On this score, Plaintiff argues that despite “objective medical findings,” the ALJ “simply failed to account for the Plaintiff's well documented impairments” and “did not put forth a sound rationale for their outright rejection” in connection with her RFC determination. [Pl.'s Br. at 19.] Consider Plaintiff's radiculopathy and lumbar degenerative disc disease first. Plaintiff did not disclose these impairments as a basis supporting her initial applications for disability insurance benefits or supplemental security income, [see R. at 322-32, 388], but Plaintiff believes that the ALJ nevertheless ignored medical evidence tending to reveal their existence, namely: an April 2017 magnetic resonance imaging (MRI) test, a September 2017 electromyography (EMG) test, a March 2021 letter from her treating physician, Dr. Peter Kuponiyi, and Plaintiff's own testimony on April 12, 2021. [Pl.'s Br. at 19 (citing R. at 630-31, 1099100, 1576, 1886).] Not so.

Beginning with the MRI and EMG, the ALJ clearly considered and discussed this evidence. The ALJ noted that Plaintiff presented to Dr. Glenn Zuck in February 2017 complaining of neck pain and stiffness, mid and low back pain, and left shoulder, thigh, and arm pain. [R. at 155 (citing Ex. 22F at 1).] Dr. Zuck diagnosed Plaintiff with “cervical stenosis with radiculopathy and lumbar and thoracic sprain / strain,” [Ex. 22F at 4], though an April 2017 MRI of the lumbar spine revealed 3 mm of anterolisthesis with disc bulge but no stenosis, [id. at 20]. The September 2017 EMG revealed only “mild” radiculopathy. [R. at 156 (citing Ex. 17F at 42).] Dr.

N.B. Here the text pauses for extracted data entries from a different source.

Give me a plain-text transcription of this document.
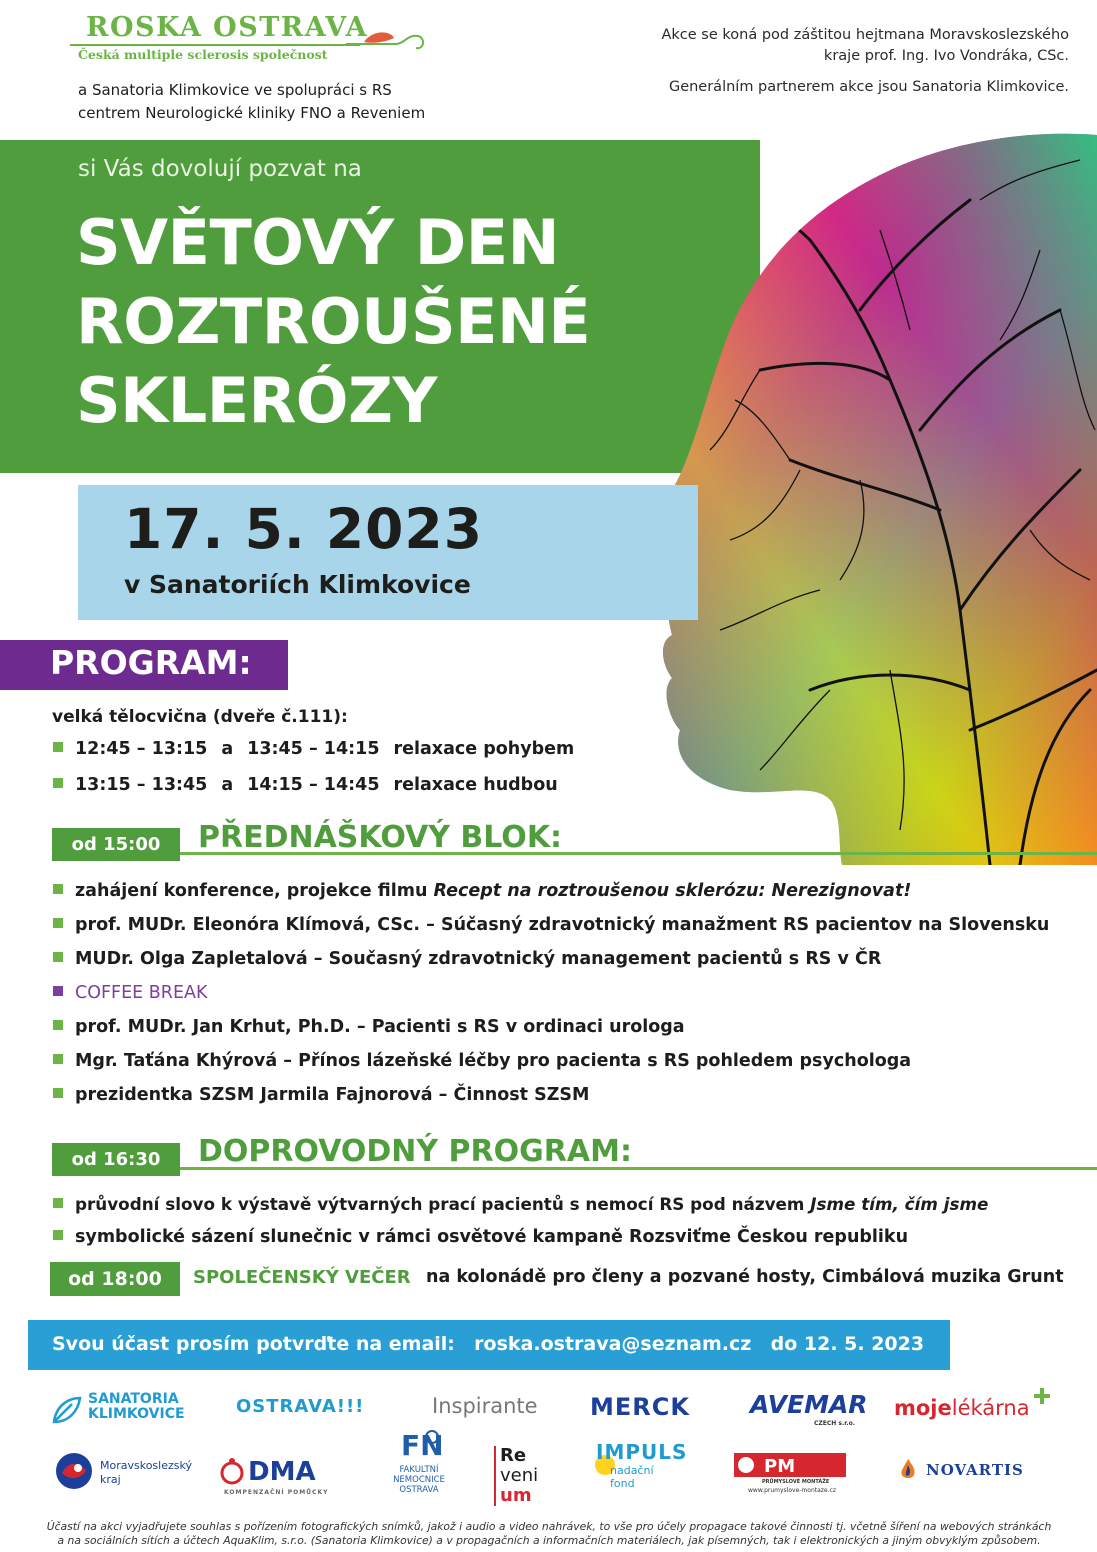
ROSKA OSTRAVA
Česká multiple sclerosis společnost
a Sanatoria Klimkovice ve spolupráci s RS
centrem Neurologické kliniky FNO a Reveniem
Akce se koná pod záštitou hejtmana Moravskoslezského
kraje prof. Ing. Ivo Vondráka, CSc.
Generálním partnerem akce jsou Sanatoria Klimkovice.
si Vás dovolují pozvat na
SVĚTOVÝ DEN
ROZTROUŠENÉ
SKLERÓZY
17. 5. 2023
v Sanatoriích Klimkovice
PROGRAM:
velká tělocvična (dveře č.111):
12:45 – 13:15 a 13:45 – 14:15 relaxace pohybem
13:15 – 13:45 a 14:15 – 14:45 relaxace hudbou
od 15:00	PŘEDNÁŠKOVÝ BLOK:
zahájení konference, projekce filmu Recept na roztroušenou sklerózu: Nerezignovat!
prof. MUDr. Eleonóra Klímová, CSc. – Súčasný zdravotnický manažment RS pacientov na Slovensku
MUDr. Olga Zapletalová – Současný zdravotnický management pacientů s RS v ČR
COFFEE BREAK
prof. MUDr. Jan Krhut, Ph.D. – Pacienti s RS v ordinaci urologa
Mgr. Taťána Khýrová – Přínos lázeňské léčby pro pacienta s RS pohledem psychologa
prezidentka SZSM Jarmila Fajnorová – Činnost SZSM
od 16:30	DOPROVODNÝ PROGRAM:
průvodní slovo k výstavě výtvarných prací pacientů s nemocí RS pod názvem Jsme tím, čím jsme
symbolické sázení slunečnic v rámci osvětové kampaně Rozsviťme Českou republiku
od 18:00	SPOLEČENSKÝ VEČER na kolonádě pro členy a pozvané hosty, Cimbálová muzika Grunt
Svou účast prosím potvrďte na email: roska.ostrava@seznam.cz do 12. 5. 2023
SANATORIA
KLIMKOVICE	OSTRAVA!!!	Inspirante MERCK AVEMAR
CZECH s.r.o.
mojelékárna
Moravskoslezský
kraj	DMA
KOMPENZAČNÍ POMŮCKY
FN
FAKULTNÍ
NEMOCNICE
OSTRAVA
Re
veni
um
IMPULS
nadační
fond
PM
PRŮMYSLOVÉ MONTÁŽE
www.prumyslove-montaze.cz
NOVARTIS
Účastí na akci vyjadřujete souhlas s pořízením fotografických snímků, jakož i audio a video nahrávek, to vše pro účely propagace takové činnosti tj. včetně šíření na webových stránkách
a na sociálních sítích a účtech AquaKlim, s.r.o. (Sanatoria Klimkovice) a v propagačních a informačních materiálech, jak písemných, tak i elektronických a jiným obvyklým způsobem.
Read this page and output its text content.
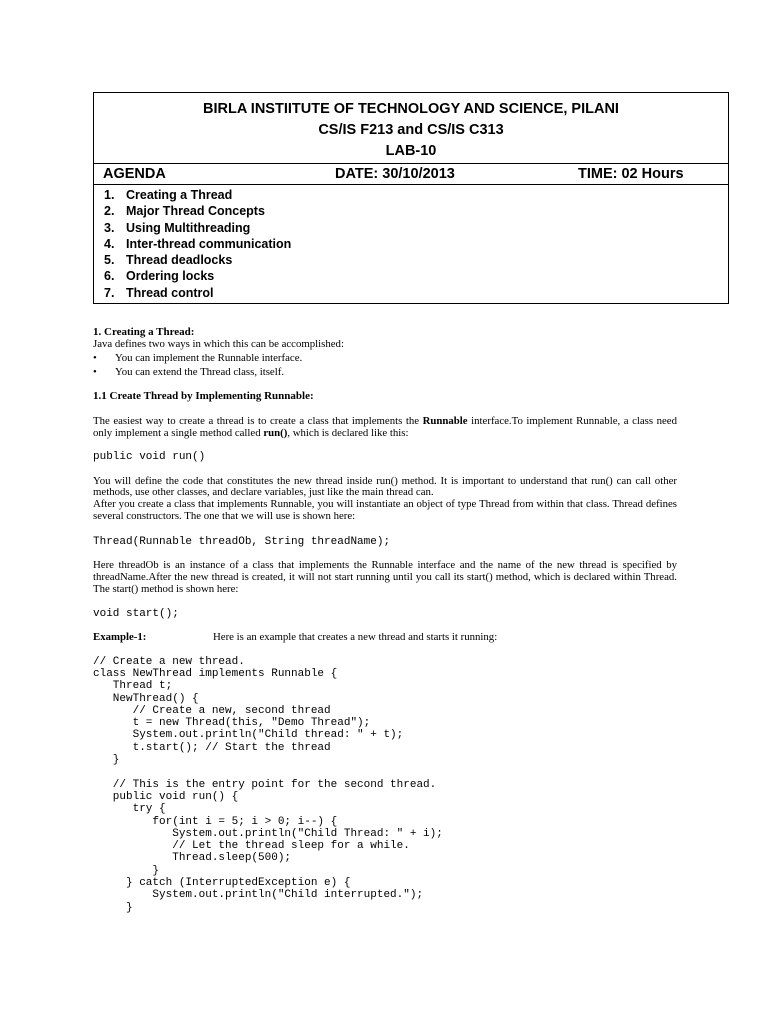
BIRLA INSTIITUTE OF TECHNOLOGY AND SCIENCE, PILANI
CS/IS F213 and CS/IS C313
LAB-10
AGENDA	DATE: 30/10/2013	TIME: 02 Hours
1. Creating a Thread
2. Major Thread Concepts
3. Using Multithreading
4. Inter-thread communication
5. Thread deadlocks
6. Ordering locks
7. Thread control
1. Creating a Thread:
Java defines two ways in which this can be accomplished:
• You can implement the Runnable interface.
• You can extend the Thread class, itself.
1.1 Create Thread by Implementing Runnable:
The easiest way to create a thread is to create a class that implements the Runnable interface.To implement Runnable, a class need only implement a single method called run(), which is declared like this:
public void run()
You will define the code that constitutes the new thread inside run() method. It is important to understand that run() can call other methods, use other classes, and declare variables, just like the main thread can.
After you create a class that implements Runnable, you will instantiate an object of type Thread from within that class. Thread defines several constructors. The one that we will use is shown here:
Thread(Runnable threadOb, String threadName);
Here threadOb is an instance of a class that implements the Runnable interface and the name of the new thread is specified by threadName.After the new thread is created, it will not start running until you call its start() method, which is declared within Thread. The start() method is shown here:
void start();
Example-1:	Here is an example that creates a new thread and starts it running:
// Create a new thread.
class NewThread implements Runnable {
Thread t;
NewThread() {
// Create a new, second thread
t = new Thread(this, "Demo Thread");
System.out.println("Child thread: " + t);
t.start(); // Start the thread
}

// This is the entry point for the second thread.
public void run() {
try {
for(int i = 5; i > 0; i--) {
System.out.println("Child Thread: " + i);
// Let the thread sleep for a while.
Thread.sleep(500);
}
} catch (InterruptedException e) {
System.out.println("Child interrupted.");
}
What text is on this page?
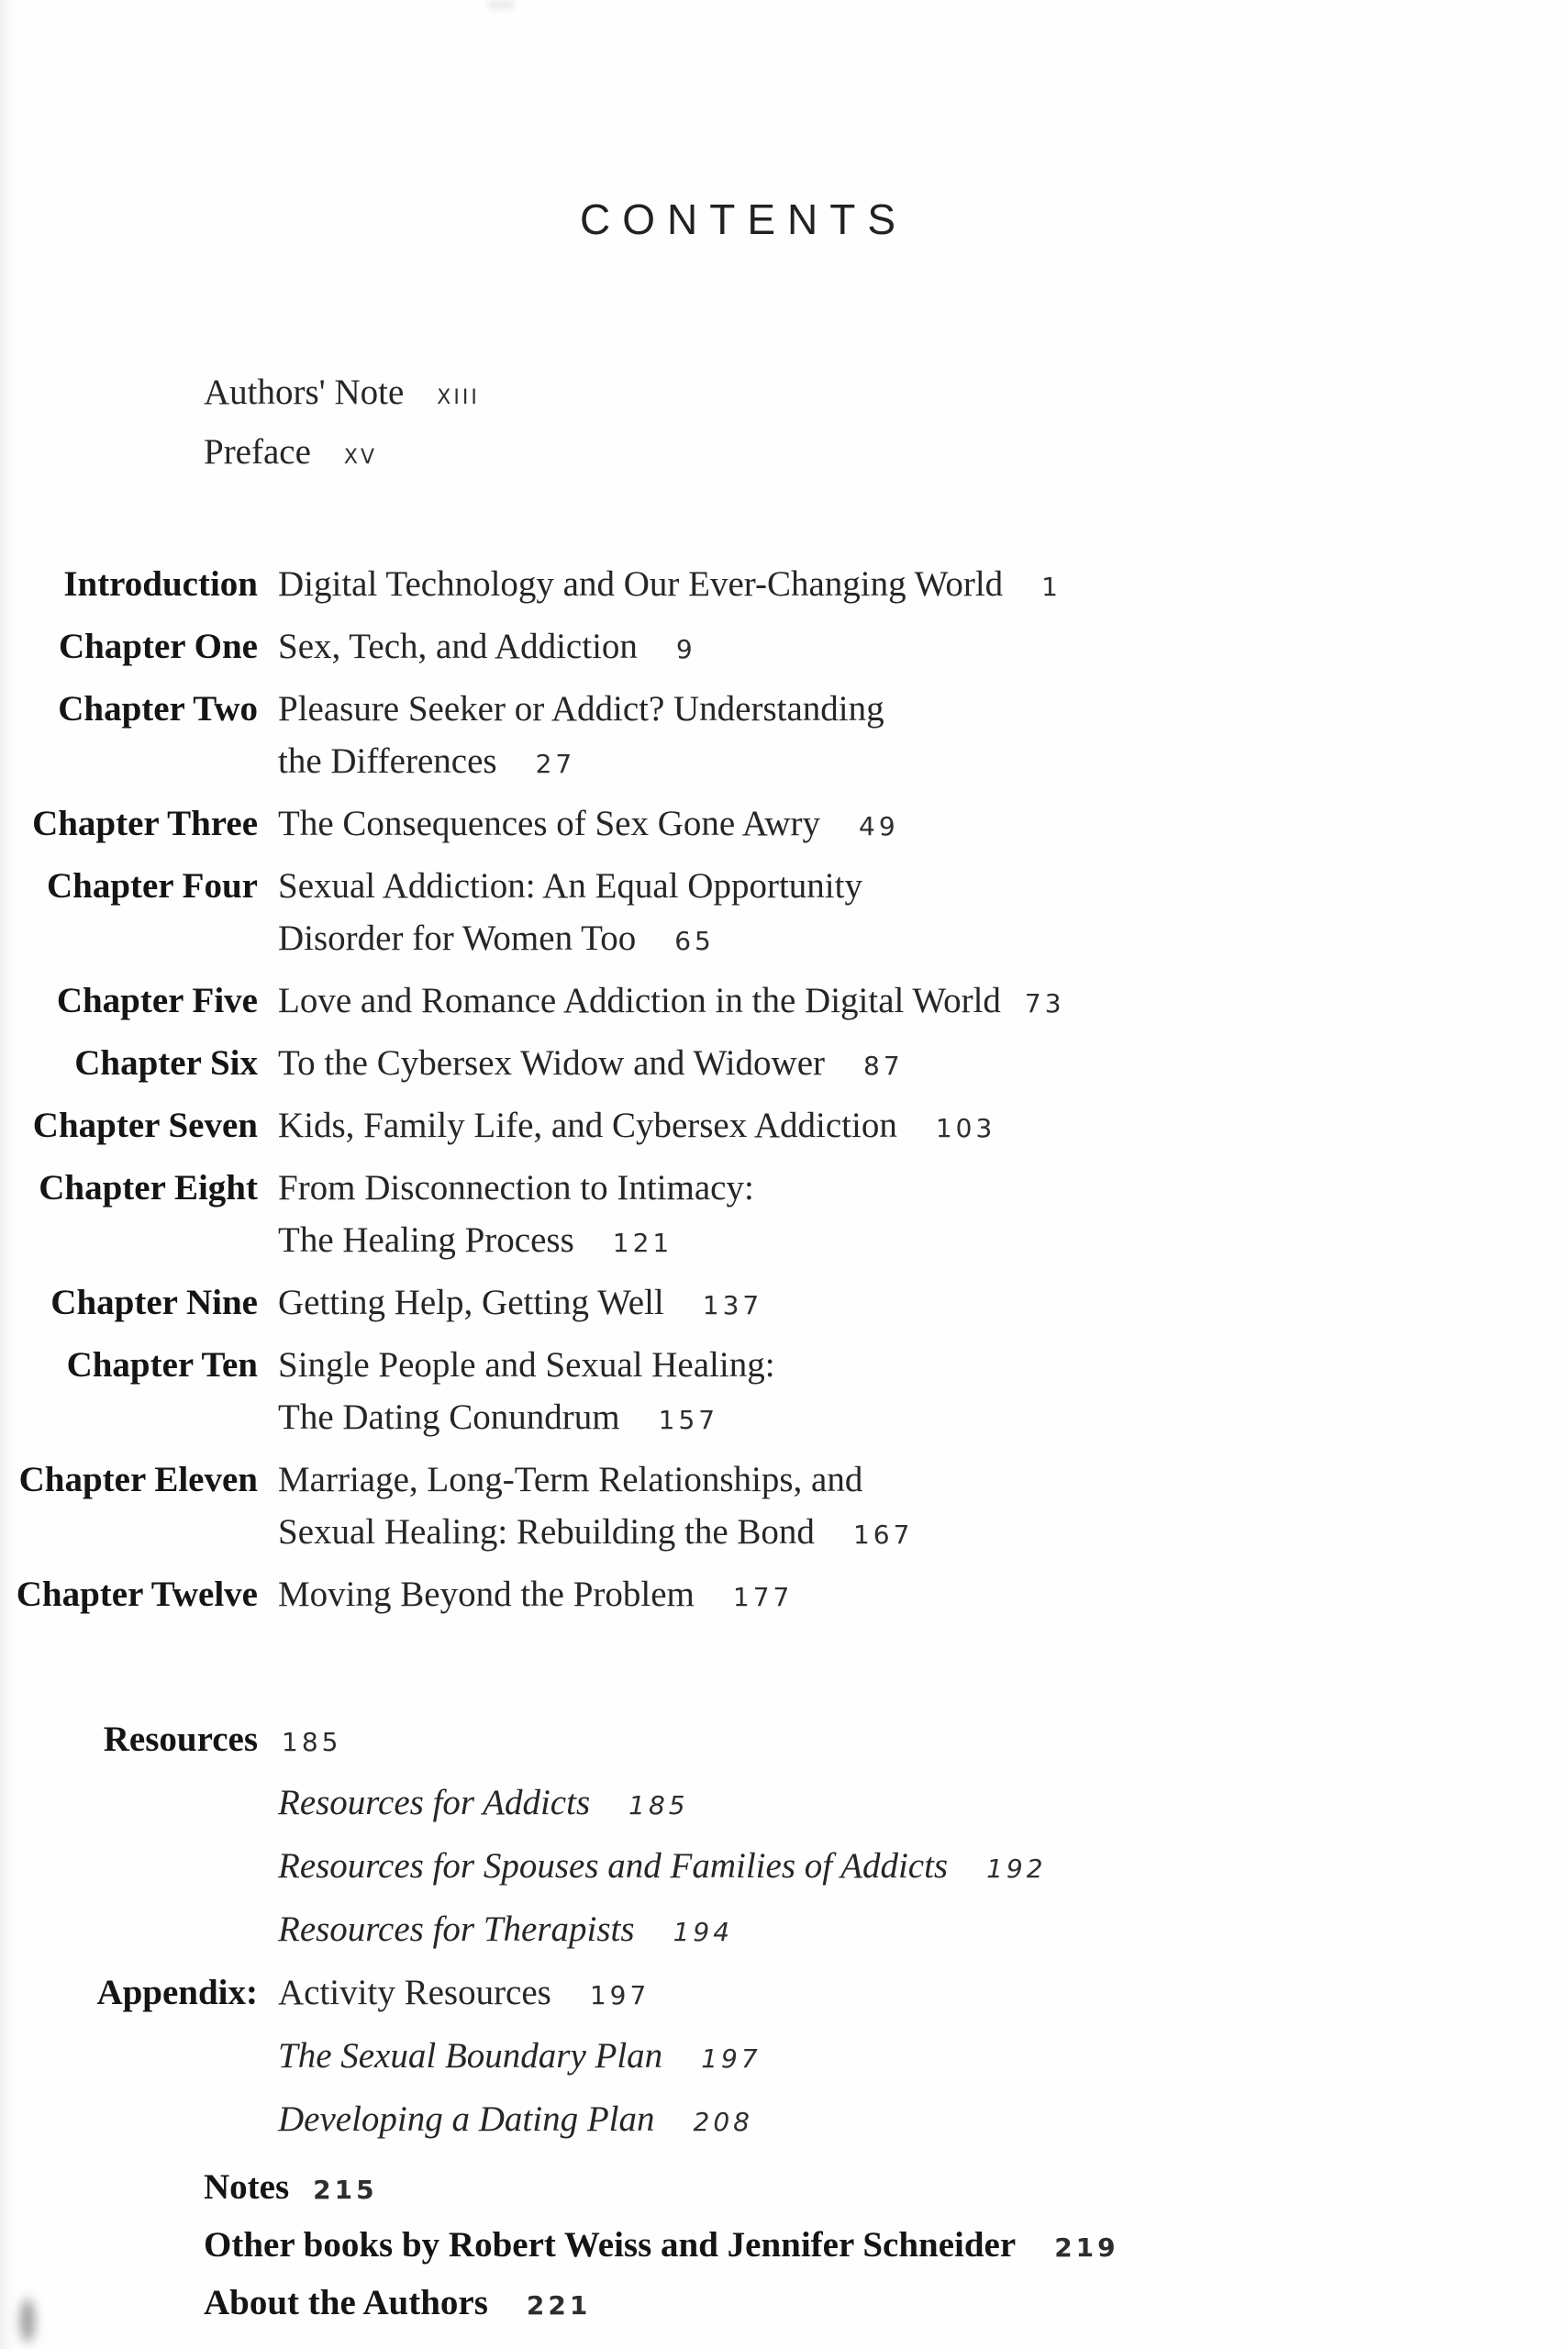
CONTENTS
Authors' Note xiii
Preface xv
Introduction Digital Technology and Our Ever-Changing World 1
Chapter One Sex, Tech, and Addiction 9
Chapter Two Pleasure Seeker or Addict? Understanding
the Differences 27
Chapter Three The Consequences of Sex Gone Awry 49
Chapter Four Sexual Addiction: An Equal Opportunity
Disorder for Women Too 65
Chapter Five Love and Romance Addiction in the Digital World 73
Chapter Six To the Cybersex Widow and Widower 87
Chapter Seven Kids, Family Life, and Cybersex Addiction 103
Chapter Eight From Disconnection to Intimacy:
The Healing Process 121
Chapter Nine Getting Help, Getting Well 137
Chapter Ten Single People and Sexual Healing:
The Dating Conundrum 157
Chapter Eleven Marriage, Long-Term Relationships, and
Sexual Healing: Rebuilding the Bond 167
Chapter Twelve Moving Beyond the Problem 177
Resources 185
Resources for Addicts 185
Resources for Spouses and Families of Addicts 192
Resources for Therapists 194
Appendix: Activity Resources 197
The Sexual Boundary Plan 197
Developing a Dating Plan 208
Notes 215
Other books by Robert Weiss and Jennifer Schneider 219
About the Authors 221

Zuck's progress notes show that Plaintiff had a normal range of motion and that her strength was “5/5 in all areas tested.” [R. at 155 (citing Ex. 22F at 2, 3).] Plaintiff had unremarkable gait and no significant abnormalities in her thoracic spine. [R. at 155 (citing Ex. 22F at 4).] These findings were identified in the ALJ's decision. [See R. at 155-61.] Considering other medical evidence, the ALJ noted that Plaintiff was likely experiencing pain and tenderness, but no spasms or trigger points. [R. at 156, 157, 160.] She was prescribed medication for pain management. [R. at 157.] In August 2017, Plaintiff denied back pain and joint pain and, upon examination, walked with a normal gait. [R. at 161.] The ALJ's discussion of this evidence, in combination with other record evidence, adequately supports her conclusion that Plaintiff could perform light work. The Court thus cannot discern a basis to find that the ALJ “failed to consider” whether radiculopathy or lumbar degenerative disc disease prevented Plaintiff from performing light work.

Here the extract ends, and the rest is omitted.